The solutions to the border issue were rejected by the EU at the European Council meeting in December after leaders expressed doubts that they would be enough to get the deal over the line in Westminster.
It comes as the Dutch and German governments publicly signalled their opposition to any new concessions for Britain, with Mr Rutte telling Mrs May the deal could not be ‘tweaked’.
‘I said: “I don’t see how the current deal can be tweaked”,’ he told journalists after his phone call. ‘She is really expecting Brexit to go ahead on March 29.’
Mr Rutte said that any form of Brexit, with or without a deal, will damage the Netherlands, a major British trading partner and one of the world’s top five export countries.
‘It will cause disruptions and we are trying to minimise those,’ he said. ‘We need to look at the facts and prepare for all scenarios. Hope for the best and prepare for the worst.’
Among measures taken by the Dutch government is the hiring of roughly 1,000 customs officials to deal with changes in border checks.
‘I appeal to social organisations, companies and institutions, if they have not done so already, to inform themselves about what must be done to be prepared. Time is running out. March 29 is only 10 weeks away.’
The German government appears to be similarly unwilling to shift its stance, with foreign minister Heiko Maas saying Mrs Merkel had made it ‘very clear’ to Mrs May that she would not allow the deal to be changed.
There was little let up on the home front for the Prime Minister, with Tory MP Nick Boles warning that ministers in her Government are prepared to defy her and vote for a backbench plan to give MPs power to block a no-deal Brexit.
Nick Boles told the BBC that some non-Cabinet ministers had told him directly they would quit if whipped against a bill allowing parliamentarians to demand Article 50 be extended for fresh talks with Brussels.
Speaking to the Radio 4 podcast Political Thinking the Grantham and Stamford MP also said members of his local Tory party in Lincolnshire may try to deselect him because of his stance on Brexit and said he continued to receive death threats.
Mr Boles’ dropped a planned bill giving more power to the backbenches on Wednesday but has swung behind the cross-party replacement European UnionWithdrawal (Number 3) Bill, which is due to be tabled by Labour’s Yvette Cooper on Monday.
He told the programme’s presenter Nick Robinson: ‘We have had indications that many ministers, including Cabinet ministers are very, very keen to see it pass and are telling the Prime Minister that they will not vote against it.
‘There is a bandwagon rolling, it’s got a lot of momentum behind it and I very much hope that any MP who shares my view that a no-deal Brexit would be a disaster, will jump on board.
‘I have been told directly by ministers, not in the Cabinet, that they have said that they would resign if they are whipped to vote against it.’
But Commons Leader Andrea Leadsom hit back, telling the Telegraph that colleagues who want to stop no deal wrongly ‘think they know better’ than voters, but will ‘fail our country’ and weaken the UK’s negotiating hand.

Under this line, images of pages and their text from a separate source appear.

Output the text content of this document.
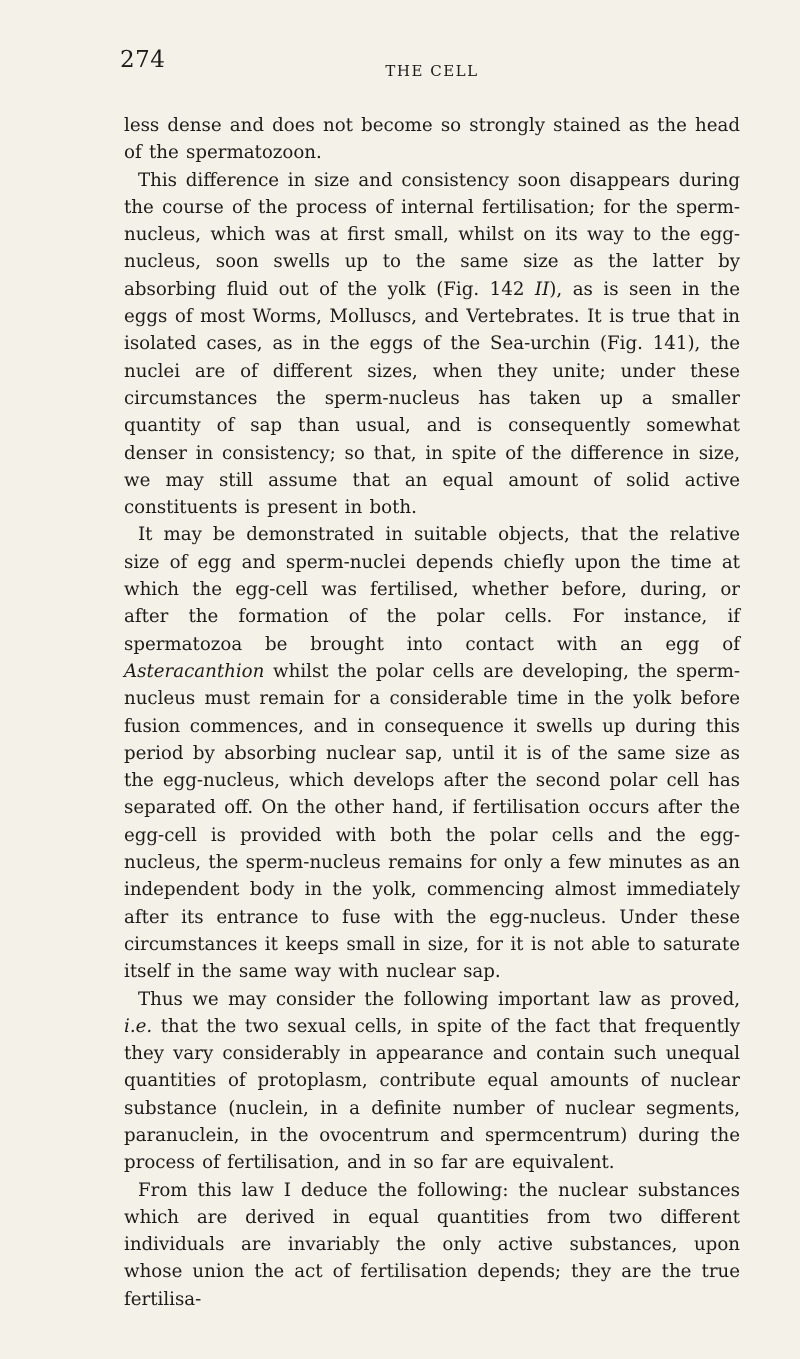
274	THE CELL

less dense and does not become so strongly stained as the head of the spermatozoon.

This difference in size and consistency soon disappears during the course of the process of internal fertilisation; for the sperm-nucleus, which was at first small, whilst on its way to the egg-nucleus, soon swells up to the same size as the latter by absorbing fluid out of the yolk (Fig. 142 II), as is seen in the eggs of most Worms, Molluscs, and Vertebrates. It is true that in isolated cases, as in the eggs of the Sea-urchin (Fig. 141), the nuclei are of different sizes, when they unite; under these circumstances the sperm-nucleus has taken up a smaller quantity of sap than usual, and is consequently somewhat denser in consistency; so that, in spite of the difference in size, we may still assume that an equal amount of solid active constituents is present in both.

It may be demonstrated in suitable objects, that the relative size of egg and sperm-nuclei depends chiefly upon the time at which the egg-cell was fertilised, whether before, during, or after the formation of the polar cells. For instance, if spermatozoa be brought into contact with an egg of Asteracanthion whilst the polar cells are developing, the sperm-nucleus must remain for a considerable time in the yolk before fusion commences, and in consequence it swells up during this period by absorbing nuclear sap, until it is of the same size as the egg-nucleus, which develops after the second polar cell has separated off. On the other hand, if fertilisation occurs after the egg-cell is provided with both the polar cells and the egg-nucleus, the sperm-nucleus remains for only a few minutes as an independent body in the yolk, commencing almost immediately after its entrance to fuse with the egg-nucleus. Under these circumstances it keeps small in size, for it is not able to saturate itself in the same way with nuclear sap.

Thus we may consider the following important law as proved, i.e. that the two sexual cells, in spite of the fact that frequently they vary considerably in appearance and contain such unequal quantities of protoplasm, contribute equal amounts of nuclear substance (nuclein, in a definite number of nuclear segments, paranuclein, in the ovocentrum and spermcentrum) during the process of fertilisation, and in so far are equivalent.

From this law I deduce the following: the nuclear substances which are derived in equal quantities from two different individuals are invariably the only active substances, upon whose union the act of fertilisation depends; they are the true fertilisa-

Ms Leadsom said: ‘Parliamentarians are the servants of the people – and the people gave us a very direct answer to a direct question. We must leave the EU.
‘No deal is not the desired outcome, but it would be incompetent for any responsible government to rule it out, and there are very good reasons for that. If we rule out no deal, we can forget about the EU taking us seriously. We weaken our negotiating hand.’
Ms Leadsom said people campaigning to block no deal were ‘conveniently ignoring’ the fact that Parliament had passed legislation which meant the UK will leave the EU on March 29 whether there is a deal or not.
She said: ‘It’s the legal default position between the UK and the EU. If we fail to prepare, we prepare to fail our country.
‘The will of the people is not something that should be redefined by parliamentarians who think they know better, and want to pursue their own agenda.
‘Anyone who wants to cheer the optimistic future we have ahead of us is worthy of our support, not our derision.’